We've emphasized the matched part of the line. The second pattern is similar, but the first letter must be b or B for the line to be matched.

Now let's say that we want the above REs to be matched by the second field instead of the whole line. There comes ~, the so called match operator, to rescue:

BEGIN { ascetion = bsection = 0 }
$2 ~ /^[aA][0-9]+/ { asection++ }
$2 ~ /^[bB][0-9]+/ { bsection++ }
END { print asection, bsection }

The above script is readed as: Before reading any input, set asection and bsection counters to zero. For lines where the second field begins with a or A followed by at least one numerical digit, increase asection by one. For lines where the second field begins with b or B followed by at least one numerical digit, increase bsection by one. After processing all of the input lines, print asection and bsection counters.

I/O redirection

It's very easy for AWK to redirect input and output. Actually, redirecting I/O in AWK is very similar to shell I/O redirection: AWK and shell use the same redirection operators, namely ">" for output redirection, "<" for input redirection, ">> for appending data to files and "|" for piping data to another running program.

Because it's so easy for AWK to redirect output to files, you must know what you are doing or else you are risking your files and data!

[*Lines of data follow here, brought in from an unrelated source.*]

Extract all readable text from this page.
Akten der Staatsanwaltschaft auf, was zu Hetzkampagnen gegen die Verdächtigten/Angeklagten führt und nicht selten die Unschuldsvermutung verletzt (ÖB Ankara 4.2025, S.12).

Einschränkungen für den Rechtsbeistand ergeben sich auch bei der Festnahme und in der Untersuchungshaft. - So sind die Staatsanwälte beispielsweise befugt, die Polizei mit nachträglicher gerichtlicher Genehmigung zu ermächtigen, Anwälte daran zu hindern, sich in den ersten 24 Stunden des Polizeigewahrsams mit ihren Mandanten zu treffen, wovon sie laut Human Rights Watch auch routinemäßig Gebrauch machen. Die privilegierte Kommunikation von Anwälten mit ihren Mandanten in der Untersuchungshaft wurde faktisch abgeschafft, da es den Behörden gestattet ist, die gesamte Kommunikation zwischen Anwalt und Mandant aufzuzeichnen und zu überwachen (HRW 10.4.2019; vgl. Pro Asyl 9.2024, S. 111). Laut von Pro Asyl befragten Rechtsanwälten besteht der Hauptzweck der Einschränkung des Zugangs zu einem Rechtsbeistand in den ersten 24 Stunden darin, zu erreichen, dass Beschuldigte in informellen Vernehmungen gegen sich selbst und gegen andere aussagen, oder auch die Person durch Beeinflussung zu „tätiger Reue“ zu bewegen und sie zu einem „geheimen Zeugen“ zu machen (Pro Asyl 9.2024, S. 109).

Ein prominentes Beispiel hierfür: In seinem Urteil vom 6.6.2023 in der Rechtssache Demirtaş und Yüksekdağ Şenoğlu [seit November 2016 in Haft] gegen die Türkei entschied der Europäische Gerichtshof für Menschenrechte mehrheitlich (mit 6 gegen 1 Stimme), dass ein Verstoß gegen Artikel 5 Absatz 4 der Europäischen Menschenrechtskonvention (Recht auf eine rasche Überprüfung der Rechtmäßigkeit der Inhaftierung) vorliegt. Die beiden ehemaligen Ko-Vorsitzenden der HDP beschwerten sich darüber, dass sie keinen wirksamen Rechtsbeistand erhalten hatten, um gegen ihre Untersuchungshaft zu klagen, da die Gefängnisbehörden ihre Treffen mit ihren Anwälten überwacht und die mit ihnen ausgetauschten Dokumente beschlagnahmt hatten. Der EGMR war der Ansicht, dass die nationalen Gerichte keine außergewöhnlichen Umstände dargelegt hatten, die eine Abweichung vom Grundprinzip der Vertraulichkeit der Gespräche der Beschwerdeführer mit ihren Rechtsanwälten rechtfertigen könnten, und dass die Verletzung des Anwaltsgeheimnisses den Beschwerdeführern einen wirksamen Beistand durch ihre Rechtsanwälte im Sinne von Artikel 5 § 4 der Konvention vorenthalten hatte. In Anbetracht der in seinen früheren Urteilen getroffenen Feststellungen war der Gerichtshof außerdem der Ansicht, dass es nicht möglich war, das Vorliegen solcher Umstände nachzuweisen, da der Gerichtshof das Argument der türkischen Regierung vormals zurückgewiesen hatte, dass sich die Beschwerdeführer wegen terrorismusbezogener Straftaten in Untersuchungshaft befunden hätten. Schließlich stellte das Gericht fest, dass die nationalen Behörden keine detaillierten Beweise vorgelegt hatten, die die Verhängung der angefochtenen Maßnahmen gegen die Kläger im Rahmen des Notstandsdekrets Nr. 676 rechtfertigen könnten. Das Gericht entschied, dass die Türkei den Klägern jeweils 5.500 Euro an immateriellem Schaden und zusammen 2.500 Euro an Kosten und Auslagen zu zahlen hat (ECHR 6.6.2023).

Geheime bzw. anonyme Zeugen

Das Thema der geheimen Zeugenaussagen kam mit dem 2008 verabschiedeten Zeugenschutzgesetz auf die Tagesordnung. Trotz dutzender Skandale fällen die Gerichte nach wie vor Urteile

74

Let's say we want our program to filter input lines as follows: All lines with 3d column value less than a given number (min) to be collected to a file, lines with 3d column value greater than another given number (max) to be collected to another file, while all lines with 3d column value between min and max to be printed to standard output. Here is the AWK program to run this task:

$3 < min { print >less; next }
$3 > max { print >more; next }
{ print }

Assuming the data file is named data and the above program is stored to filter.awk file, we can create files less10 and more20 by running:

awk -v min=10 -v less="less10" -v max=20 -v more="more20" -f filter.awk data


Nowdays there exist plenty of amazing software languages, tools, frameworks, APIs etc for handling almost every need arising in our full computerised world, from simple calculations, to outer space communications, nanorobotics and machine learning. There is no single piece of software to meet every computer need out there, but AWK is a handy single program found in every computer system, standing there listening to your needs without asking for tons of supporting software, neither asking for super extra high payed experts on software engineering, nor for supercomputer sized machines in order to carry out from the simplest to the most complex tasks, just by following a few lines of code.